Militer Myanmar Bebaskan Ashin Wirathu, Biksu yang Dituduh Menghasut Kekerasan pada Rohingya
Militer Myanmar membebaskan Wirathu, biksu Buddha nasionalis yang dikenal anti-Muslim dan dituduh menghasut kekerasan terhadap Muslim Rohingya.
Penulis: Rica Agustina
Editor: Garudea Prabawati
TRIBUNNEWS.COM - Militer Myanmar telah membebaskan Ashin Wirathu, seorang biksu Buddha nasionalis yang dikenal anti-Muslim.
Wirathu dipenjara akhir tahun lalu setelah menyerahkan diri kepada pihak berwenang atas tuduhan yang dilayangkan terhadapnya.

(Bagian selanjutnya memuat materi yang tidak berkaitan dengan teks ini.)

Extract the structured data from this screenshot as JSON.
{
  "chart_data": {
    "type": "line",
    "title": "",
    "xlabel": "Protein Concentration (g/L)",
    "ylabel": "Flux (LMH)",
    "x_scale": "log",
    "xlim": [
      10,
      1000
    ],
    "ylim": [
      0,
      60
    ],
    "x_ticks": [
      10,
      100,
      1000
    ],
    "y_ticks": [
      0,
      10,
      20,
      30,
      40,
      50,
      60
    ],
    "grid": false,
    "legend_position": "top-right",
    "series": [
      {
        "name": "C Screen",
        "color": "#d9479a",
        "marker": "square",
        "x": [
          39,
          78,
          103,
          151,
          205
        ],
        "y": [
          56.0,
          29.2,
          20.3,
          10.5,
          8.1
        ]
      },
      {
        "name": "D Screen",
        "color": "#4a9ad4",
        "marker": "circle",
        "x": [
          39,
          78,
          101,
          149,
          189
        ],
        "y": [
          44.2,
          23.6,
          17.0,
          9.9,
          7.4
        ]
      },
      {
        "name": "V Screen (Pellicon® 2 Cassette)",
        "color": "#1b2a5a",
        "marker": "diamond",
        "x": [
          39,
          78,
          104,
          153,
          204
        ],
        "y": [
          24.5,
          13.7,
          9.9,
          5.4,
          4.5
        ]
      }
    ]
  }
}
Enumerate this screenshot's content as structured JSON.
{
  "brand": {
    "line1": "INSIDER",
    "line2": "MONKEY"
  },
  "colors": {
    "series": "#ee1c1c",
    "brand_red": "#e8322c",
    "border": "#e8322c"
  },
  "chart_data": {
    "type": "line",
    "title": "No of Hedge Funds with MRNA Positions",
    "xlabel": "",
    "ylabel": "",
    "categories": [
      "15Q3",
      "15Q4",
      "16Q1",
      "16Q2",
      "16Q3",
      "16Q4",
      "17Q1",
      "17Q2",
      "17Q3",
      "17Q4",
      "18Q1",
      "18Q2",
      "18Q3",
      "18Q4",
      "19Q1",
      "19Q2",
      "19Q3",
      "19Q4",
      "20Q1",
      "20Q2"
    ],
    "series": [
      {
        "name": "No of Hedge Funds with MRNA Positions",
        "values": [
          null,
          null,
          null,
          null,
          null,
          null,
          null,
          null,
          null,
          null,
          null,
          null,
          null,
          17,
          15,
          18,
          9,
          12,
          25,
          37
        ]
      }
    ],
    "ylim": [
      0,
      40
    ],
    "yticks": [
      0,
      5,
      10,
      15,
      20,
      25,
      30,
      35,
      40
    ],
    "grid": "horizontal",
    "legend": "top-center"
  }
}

Dia didakwa karena mencoba untuk membawa kebencian atau penghinaan, dan ketidakpuasan terhadap pemerintah saat itu.
Wirathu kini dibebaskan setelah semua tuduhan terhadapnya dibatalkan, kata militer dalam sebuah pernyataan pada Senin (6/9/2021).
Dia menerima perawatan di rumah sakit militer, tambah militer, tanpa memberikan rincian lebih lanjut.
Baca juga: ASEAN Berhasil Dorong Gencatan Senjata di Myanmar Hingga Akhir Tahun
Baca juga: RI Beri Bantuan Kemanusiaan Sebesar USD 200.000 bagi Rakyat Myanmar
Sementara itu, Myanmar Now, sebuah kelompok media independen, mengatakan Wirathu telah "diampuni" oleh militer di tengah kampanye pembebasannya oleh para pendukung nasionalis.
Namun, beredar kabar bahwa Wirathu dibebaskan karena menderita Covid-19 dan tidak dalam keadaan sehat.
Kontoversi Wirathu
Wirathu pernah dijuluki oleh majalah Time sebagai The Face of Buddhist Terror atau Wajah Teror Buddhis.
Dikutip dari Al Jazeera, julukan itu disematkan karena perannya dalam membangkitkan kebencian agama di Myanmar.
Wirathu, yang berasal dari pusat kota Mandalay, terlibat dalam kelompok 969 anti-Muslim pada 2001 dan pertama kali dipenjara pada 2003.
Dirilis pada 2010, dia menjadi terkenal dua tahun kemudian setelah kerusuhan pecah antara umat Buddha dan etnis minoritas Muslim Rohingya di negara bagian Rakhine barat.
Dia mendirikan organisasi nasionalis yang dituduh menghasut kekerasan terhadap Muslim dan juga berhasil melobi undang-undang yang mempersulit pernikahan beda agama.
Pada tahun 2017, otoritas Buddhis tertinggi Myanmar melarangnya berkhotbah selama satu tahun karena "omelannya".